Tak, mieszkam w domu dziecka. Jestem odsunięta od ludzi i wytykana palcami przez innych. Wyciągnęłam jedyną pamiątkę po mojej mamie. Biała jednolita sukienka na ramiączkach. Położyłam ją sobie na łóżku a sama poszłam wsiąść długi orzeźwiający, zimny prysznic. Umyłam ciało moim ukochanym żelem brzoskwiniowym i głowę słodkim szamponem wiśniowym. Wychodząc odziałam się w ręcznik, chwyciłam za sukienkę i wróciłam do łazienki. Założyłam ją na siebie, wysuszone włosy spięłam w koka. Nałożyłam na siebie lekki makijaż. Następnie przeteleportowałam się do rezydencji Blacków.
Po kilku minutach znalazłam się w środku dzięki któremuś z braci Syriusza. Po kilku sekundach obok mnie znalazł się Taylor.
-Pięknie wyglądasz - dał mi buziaka w skronie.
-Ty też się postarałeś - mówię a po kilku chwilach siedzę przy stole. Kolacją wyglądała bajecznie.
Nalałam sobie trochę szampana do kieliszka i usiadłam w salonie. Widziałam jak Syriusz kłóci się z Rey, więc postanowiłam rozluźnić atmosferę.
-Oni są poprostu przyjaciółmi - powiedziałam i spojrzałam mu w oczy. - Rey milion razy mówiła że oni są TYLKO przyjaciółmi. Znają się od dziecka i są dla siebie jak rodzeństwo. Szczerze wątpię żeby byli razem. A pozatym Renee ma chłopaka.
-No tak. Tego lalusia z domu Kruka - powiedział zrywając kontakt wzrokowy z dziewczyną. - Nie wiem co ona w nim widzi.
-Syriusz przyznaj że jesteś poprostu zazdrosny - zaśmiałam się. Spojrzał na mnie zabijającym wzrokiem na co ja się szeroko uśmiechnęłam. - Czyli jednak - dodałam.
W pewnym momencie James podszedł do nas a ja odsunęłam się od nich.
-Chcesz zatańczyć?
-Jasne - zgodziłam się na propozycje Taylora.
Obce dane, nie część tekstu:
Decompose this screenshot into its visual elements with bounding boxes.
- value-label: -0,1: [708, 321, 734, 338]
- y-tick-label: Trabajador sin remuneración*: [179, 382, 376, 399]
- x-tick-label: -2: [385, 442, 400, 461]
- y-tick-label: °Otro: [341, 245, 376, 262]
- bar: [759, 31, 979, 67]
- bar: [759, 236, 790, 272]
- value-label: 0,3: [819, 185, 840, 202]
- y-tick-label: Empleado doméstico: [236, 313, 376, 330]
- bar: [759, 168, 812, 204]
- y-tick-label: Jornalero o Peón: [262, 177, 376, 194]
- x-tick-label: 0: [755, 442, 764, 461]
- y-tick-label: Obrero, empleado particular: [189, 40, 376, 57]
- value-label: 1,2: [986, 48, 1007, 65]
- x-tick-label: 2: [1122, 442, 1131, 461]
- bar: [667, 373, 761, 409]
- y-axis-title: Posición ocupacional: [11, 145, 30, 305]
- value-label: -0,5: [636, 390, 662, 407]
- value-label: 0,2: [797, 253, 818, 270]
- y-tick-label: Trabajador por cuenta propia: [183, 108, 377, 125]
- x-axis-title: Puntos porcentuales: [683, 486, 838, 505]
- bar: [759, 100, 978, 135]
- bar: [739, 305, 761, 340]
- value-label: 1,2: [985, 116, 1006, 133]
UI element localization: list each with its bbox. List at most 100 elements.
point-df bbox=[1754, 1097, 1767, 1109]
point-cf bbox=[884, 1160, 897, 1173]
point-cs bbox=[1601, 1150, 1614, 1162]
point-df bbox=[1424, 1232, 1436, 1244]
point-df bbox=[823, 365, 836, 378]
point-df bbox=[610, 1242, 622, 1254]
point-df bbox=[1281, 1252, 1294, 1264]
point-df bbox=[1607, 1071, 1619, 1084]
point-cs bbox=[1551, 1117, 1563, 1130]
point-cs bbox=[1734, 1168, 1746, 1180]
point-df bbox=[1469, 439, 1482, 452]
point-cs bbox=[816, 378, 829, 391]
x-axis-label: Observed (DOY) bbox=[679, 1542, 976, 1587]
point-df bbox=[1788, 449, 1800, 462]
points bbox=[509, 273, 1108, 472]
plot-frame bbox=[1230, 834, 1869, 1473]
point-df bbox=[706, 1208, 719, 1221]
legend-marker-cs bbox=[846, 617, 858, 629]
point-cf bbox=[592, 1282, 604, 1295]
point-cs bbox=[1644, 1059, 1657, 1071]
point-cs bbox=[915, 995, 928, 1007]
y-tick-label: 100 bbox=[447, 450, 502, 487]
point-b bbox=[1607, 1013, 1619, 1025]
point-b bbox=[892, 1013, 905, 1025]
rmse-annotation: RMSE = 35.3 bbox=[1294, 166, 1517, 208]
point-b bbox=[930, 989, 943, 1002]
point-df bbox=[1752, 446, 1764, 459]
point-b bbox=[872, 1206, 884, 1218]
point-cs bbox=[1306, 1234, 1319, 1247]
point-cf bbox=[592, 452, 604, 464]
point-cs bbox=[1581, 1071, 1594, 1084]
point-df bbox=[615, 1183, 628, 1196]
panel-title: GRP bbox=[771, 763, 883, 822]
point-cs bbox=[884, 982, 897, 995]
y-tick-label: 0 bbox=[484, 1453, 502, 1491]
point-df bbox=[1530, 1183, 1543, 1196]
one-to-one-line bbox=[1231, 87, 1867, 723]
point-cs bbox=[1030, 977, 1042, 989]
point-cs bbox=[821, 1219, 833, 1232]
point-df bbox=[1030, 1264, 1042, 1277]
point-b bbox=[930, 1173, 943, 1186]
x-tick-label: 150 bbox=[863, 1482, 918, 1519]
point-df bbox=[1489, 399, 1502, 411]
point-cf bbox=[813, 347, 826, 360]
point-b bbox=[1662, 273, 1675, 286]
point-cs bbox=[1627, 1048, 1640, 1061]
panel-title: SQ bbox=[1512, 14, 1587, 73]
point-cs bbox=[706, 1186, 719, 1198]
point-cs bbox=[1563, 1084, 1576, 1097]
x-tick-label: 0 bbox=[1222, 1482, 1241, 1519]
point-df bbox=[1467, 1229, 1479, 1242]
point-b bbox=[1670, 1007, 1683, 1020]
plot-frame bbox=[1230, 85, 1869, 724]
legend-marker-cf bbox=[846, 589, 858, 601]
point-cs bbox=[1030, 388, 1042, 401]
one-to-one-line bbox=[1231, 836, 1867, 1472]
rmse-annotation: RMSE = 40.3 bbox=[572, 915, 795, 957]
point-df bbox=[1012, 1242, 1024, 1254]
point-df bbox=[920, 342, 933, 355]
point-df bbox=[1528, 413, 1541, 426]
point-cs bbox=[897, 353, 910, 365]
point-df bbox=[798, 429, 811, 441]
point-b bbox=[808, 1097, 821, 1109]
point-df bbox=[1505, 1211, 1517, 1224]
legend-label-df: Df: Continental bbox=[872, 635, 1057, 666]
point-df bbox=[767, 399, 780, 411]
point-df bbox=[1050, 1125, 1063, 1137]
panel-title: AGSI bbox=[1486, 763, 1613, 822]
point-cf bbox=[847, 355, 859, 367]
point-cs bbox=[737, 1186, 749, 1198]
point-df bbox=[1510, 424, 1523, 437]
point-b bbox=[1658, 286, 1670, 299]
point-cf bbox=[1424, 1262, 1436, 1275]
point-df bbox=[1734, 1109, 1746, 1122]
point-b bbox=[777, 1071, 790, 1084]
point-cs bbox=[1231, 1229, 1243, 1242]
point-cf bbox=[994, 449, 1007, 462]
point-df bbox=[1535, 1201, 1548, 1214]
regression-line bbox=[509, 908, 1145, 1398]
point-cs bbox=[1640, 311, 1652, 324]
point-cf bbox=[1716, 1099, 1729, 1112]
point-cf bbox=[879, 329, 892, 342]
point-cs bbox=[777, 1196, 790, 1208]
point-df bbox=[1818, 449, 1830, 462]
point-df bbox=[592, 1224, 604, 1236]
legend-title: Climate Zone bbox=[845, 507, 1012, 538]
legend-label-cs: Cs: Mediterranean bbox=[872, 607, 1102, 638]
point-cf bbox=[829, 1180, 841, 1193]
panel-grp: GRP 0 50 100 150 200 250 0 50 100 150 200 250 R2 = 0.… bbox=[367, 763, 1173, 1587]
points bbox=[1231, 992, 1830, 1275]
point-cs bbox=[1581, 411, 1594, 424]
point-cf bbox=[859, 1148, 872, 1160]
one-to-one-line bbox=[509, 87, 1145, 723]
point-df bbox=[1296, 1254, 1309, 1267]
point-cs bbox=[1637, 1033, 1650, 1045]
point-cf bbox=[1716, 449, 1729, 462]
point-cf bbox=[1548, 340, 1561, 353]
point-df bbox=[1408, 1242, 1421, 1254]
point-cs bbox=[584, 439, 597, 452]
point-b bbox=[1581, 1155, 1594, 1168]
Tańczyłam długo z chłopakiem. Po tańcu przeteleportowałam się do sierocińca. Przebrana zamknęłam drzwi od środka i jeszcze raz przeteleportowałam się do Hogwartu.
...
Siedziałam w Pokoju wspólnym, kiedy nagle do pokoju weszła Rey. Usiadła obok mnie i mówiła, że tak wspaniale się stało, że nie jest już z Jacobem.
-Idziemy jutro do Hogsmeate na Piwo Kremowe? - spytała Rey razem z Syriusz'em na co inni zaczęli się śmiać.
-A wy tylko o jednym - powiedział Remus.
-Trzeba będzie jeszcze skoczyć do Zonka nie panowie? I pani? - zwróciła się do Hunców i mnie. - Wkońcu jesteśmy Huncwotami! I dawno nie robiliśmy żadnego dowcipu.
-Do właśnie! Trzeba coś wymyślić! - krzyknął James wstając.
-Domyśliliśmy się James - powiedział Syriusz, a chłopak usiadł spowrotem na kanapie.
CZYTASZ
Zło nigdy nie śpi - Huncwoci [ZAWIESZONE]
FanficHistoria przedstawia życie pewnej zwykłej dziewczyny i przy tym córki najpotężniejszego czarodzieja na świcie. Panna Levis niespodziewanie trafia do Gryffindoru, gdzie zostaje ciepło przywitana przez uczniów. Spotyka paczkę Huncwotów z którymi łapie...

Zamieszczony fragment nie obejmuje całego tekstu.